Так же
медленно приподнялся, сел на матрасе.
– Че
молчишь, падла? Вы видели? Оно молчит!
Удар
был резким, быстрым в горло, настолько сильный, что кадык вошел в глотку,
хрустнул с такой силой, что из глотки зека хлынула кровь, и он с хрипом
завалился вперед. Отшвырнул назад ногами, осмотрел остальных, притихших зеков.
Несколько из них бросились на помощь наглому беззубому ублюдку, остальные
попятились назад.
–
Б*яяяяяя. Это ж Лютый. Его лучше не трогать…Хера ты полез, Беззубый! Он Алому
глаза пальцами выдавил, он больной на всю голову…!
Петр
лег обратно на матрас, закинул руки за голову, прикрыл глаза. Урод. Испортил
картинку…ту самую, когда Марина впервые пришла к нему в том отеле. В своем
переднике, с длинной косой и попросила его купить ее.
Он
думал об этом каждый день…прокручивал их ненависть с первого дня по самый
последний. Прокручивал и всегда задерживался на тех моментах, когда ему
казалось…что вот здесь она посмотрела на него не с такой злостью, что вот здесь
она не была так равнодушна к нему, а в этот раз в ее глазах…было немного тепла
или даже нежности.
Он ни
о чем не жалел…только если бы мог вернуться назад, сказал бы, что он ее тоже.
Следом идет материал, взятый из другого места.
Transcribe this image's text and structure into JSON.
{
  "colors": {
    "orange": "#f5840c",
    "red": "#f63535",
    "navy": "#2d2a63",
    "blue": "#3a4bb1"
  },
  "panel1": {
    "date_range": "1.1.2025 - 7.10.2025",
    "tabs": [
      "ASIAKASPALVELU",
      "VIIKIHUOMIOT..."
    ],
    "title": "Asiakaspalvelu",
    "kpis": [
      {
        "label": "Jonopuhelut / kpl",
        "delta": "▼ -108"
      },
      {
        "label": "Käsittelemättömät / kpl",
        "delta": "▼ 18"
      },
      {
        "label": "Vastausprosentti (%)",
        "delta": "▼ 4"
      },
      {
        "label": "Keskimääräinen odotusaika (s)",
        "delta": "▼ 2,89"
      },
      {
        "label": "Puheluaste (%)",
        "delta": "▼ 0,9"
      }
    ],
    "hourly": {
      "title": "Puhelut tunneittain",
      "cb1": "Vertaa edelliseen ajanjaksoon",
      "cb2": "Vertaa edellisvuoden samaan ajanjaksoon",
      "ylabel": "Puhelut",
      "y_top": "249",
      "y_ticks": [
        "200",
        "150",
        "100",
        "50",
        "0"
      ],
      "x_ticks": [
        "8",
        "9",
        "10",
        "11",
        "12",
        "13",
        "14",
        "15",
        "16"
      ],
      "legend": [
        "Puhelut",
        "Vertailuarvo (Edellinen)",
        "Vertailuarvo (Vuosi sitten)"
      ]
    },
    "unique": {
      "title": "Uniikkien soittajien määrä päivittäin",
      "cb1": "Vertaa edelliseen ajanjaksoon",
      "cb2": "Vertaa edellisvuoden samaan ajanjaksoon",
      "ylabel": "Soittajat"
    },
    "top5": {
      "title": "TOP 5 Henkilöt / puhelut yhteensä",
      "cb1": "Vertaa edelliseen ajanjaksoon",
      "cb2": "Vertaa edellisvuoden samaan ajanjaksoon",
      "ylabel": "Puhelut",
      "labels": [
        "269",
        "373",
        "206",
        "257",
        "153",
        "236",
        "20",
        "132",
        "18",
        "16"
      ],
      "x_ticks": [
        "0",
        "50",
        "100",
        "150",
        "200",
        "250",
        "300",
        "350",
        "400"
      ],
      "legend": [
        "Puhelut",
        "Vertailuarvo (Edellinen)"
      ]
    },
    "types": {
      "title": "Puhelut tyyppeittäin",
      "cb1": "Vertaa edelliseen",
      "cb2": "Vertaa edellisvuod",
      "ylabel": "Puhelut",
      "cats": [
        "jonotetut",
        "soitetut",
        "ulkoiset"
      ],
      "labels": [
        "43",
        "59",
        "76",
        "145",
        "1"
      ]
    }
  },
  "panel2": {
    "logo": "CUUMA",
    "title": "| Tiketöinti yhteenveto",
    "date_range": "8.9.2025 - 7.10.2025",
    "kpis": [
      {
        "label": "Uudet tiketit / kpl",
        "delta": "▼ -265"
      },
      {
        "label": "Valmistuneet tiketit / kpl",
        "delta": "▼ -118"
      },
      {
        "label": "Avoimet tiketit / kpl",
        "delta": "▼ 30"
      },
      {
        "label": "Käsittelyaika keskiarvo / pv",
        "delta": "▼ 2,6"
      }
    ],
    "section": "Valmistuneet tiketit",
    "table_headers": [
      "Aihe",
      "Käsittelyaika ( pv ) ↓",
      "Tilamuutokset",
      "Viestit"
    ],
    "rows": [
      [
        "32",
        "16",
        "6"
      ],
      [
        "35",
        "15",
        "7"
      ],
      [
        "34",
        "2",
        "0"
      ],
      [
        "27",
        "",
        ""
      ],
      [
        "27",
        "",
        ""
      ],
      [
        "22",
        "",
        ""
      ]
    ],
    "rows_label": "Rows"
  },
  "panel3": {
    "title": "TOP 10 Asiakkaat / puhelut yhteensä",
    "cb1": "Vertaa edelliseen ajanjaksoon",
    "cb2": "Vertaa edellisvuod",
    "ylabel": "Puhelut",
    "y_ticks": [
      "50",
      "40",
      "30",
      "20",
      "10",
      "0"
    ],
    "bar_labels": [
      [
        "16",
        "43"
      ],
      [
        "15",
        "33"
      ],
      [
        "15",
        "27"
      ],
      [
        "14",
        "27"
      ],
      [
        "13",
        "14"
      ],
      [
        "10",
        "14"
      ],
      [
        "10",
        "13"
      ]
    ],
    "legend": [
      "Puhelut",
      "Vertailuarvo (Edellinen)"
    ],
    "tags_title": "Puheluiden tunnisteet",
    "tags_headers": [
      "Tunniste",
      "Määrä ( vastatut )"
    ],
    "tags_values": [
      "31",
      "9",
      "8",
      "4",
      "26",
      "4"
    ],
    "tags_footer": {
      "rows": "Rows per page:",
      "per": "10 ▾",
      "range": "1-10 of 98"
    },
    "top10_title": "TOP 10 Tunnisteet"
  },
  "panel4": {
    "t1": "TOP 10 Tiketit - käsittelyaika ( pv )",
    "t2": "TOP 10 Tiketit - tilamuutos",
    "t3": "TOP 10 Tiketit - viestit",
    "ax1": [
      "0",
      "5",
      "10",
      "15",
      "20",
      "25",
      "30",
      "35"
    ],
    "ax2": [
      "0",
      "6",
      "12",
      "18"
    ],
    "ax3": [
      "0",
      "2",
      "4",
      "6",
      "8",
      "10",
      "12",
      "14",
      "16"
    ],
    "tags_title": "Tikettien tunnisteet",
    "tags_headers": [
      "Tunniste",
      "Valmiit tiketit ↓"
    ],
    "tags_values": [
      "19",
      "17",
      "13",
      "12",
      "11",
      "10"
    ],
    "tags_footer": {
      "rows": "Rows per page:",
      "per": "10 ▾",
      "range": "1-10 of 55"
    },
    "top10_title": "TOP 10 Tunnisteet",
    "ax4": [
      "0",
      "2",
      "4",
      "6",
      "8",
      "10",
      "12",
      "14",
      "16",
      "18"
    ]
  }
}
Нет…не тоже, что он ее так сильно, как не умеет и не умел никто до него, он ее
так горько и глубоко, так адски невыносимо, как можно ненавидеть…он именно так
ЕЕ. Нет, не любит. Он ею голодает, он ею болеет, он ею одержим. Он ею живет. Он
ею умирает.
Сказать?
Все это сказать не получится. Нет таких слов. Их не придумали. У безумия есть
только ее лицо, у тоски ее имя, у печали и отчаяния ее запах. Он унесет их с
собой в могилу, потому что из этого пекла выхода уже не будет. Выживет ли он?
Пятьдесят на пятьдесят.
«– Но
это единственный шанс, сынок…единственный шанс, хи все, что я смог для тебя
сделать. Береги себя.
– А ты
береги ее!
–
Сберегу…Клянусь»
Голос
Гройсмана стих и запутался в стуке колес по лезвиям-рельсам.